IBIS: Can you cite benefits specific to the RBE User and Role Analysis?
Torsten J. Somann: In addition to the findings relevant to license measurement, the User and Role Analysis delivers a lot of statistics – all the way down to document level. This gives us profound insight into our employees' usage, which we can use to tackle a variety of IT and process-related challenges, such as optimization and harmonization. The analysis facilitates support, training sessions, processes, standardization and so on. And management benefits from a large amount of useful information condensed onto just a few pages.
IBIS: Can you see any requirements IBIS should focus on for the RBE Plus User and Role Analysis?
Torsten J. Somann: We're all set at the moment. But we might run into other challenges in non-IT areas after the project presentation.

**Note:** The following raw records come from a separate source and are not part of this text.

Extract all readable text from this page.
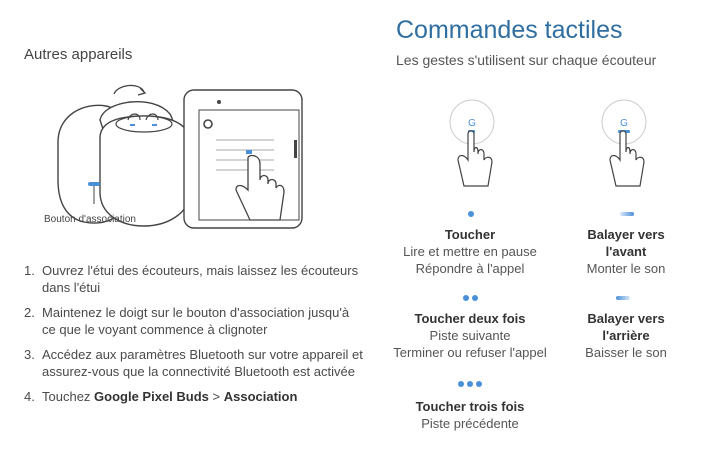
Autres appareils
Bouton d'association
1. Ouvrez l'étui des écouteurs, mais laissez les écouteurs dans l'étui
2. Maintenez le doigt sur le bouton d'association jusqu'à ce que le voyant commence à clignoter
3. Accédez aux paramètres Bluetooth sur votre appareil et assurez-vous que la connectivité Bluetooth est activée
4. Touchez Google Pixel Buds > Association
Commandes tactiles
Les gestes s'utilisent sur chaque écouteur
G	G
Toucher
Lire et mettre en pause
Répondre à l'appel
Toucher deux fois
Piste suivante
Terminer ou refuser l'appel
Toucher trois fois
Piste précédente
Balayer vers
l'avant
Monter le son
Balayer vers
l'arrière
Baisser le son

And again, we'll rely heavily on IBIS to help us find solutions.
IBIS: So what comes next? What other projects do you have planned?
Torsten J. Somann: Over and above a comprehensive RBE Plus Analysis of our existing system landscape, we've planned some other projects worth mentioning: implementation of SAP Portal, Identity Management and SCM; plus SAP rollouts in China, Brazil, Russia and India. And we'll be deploying paper-to-ERP software (automatic processing of incoming invoices).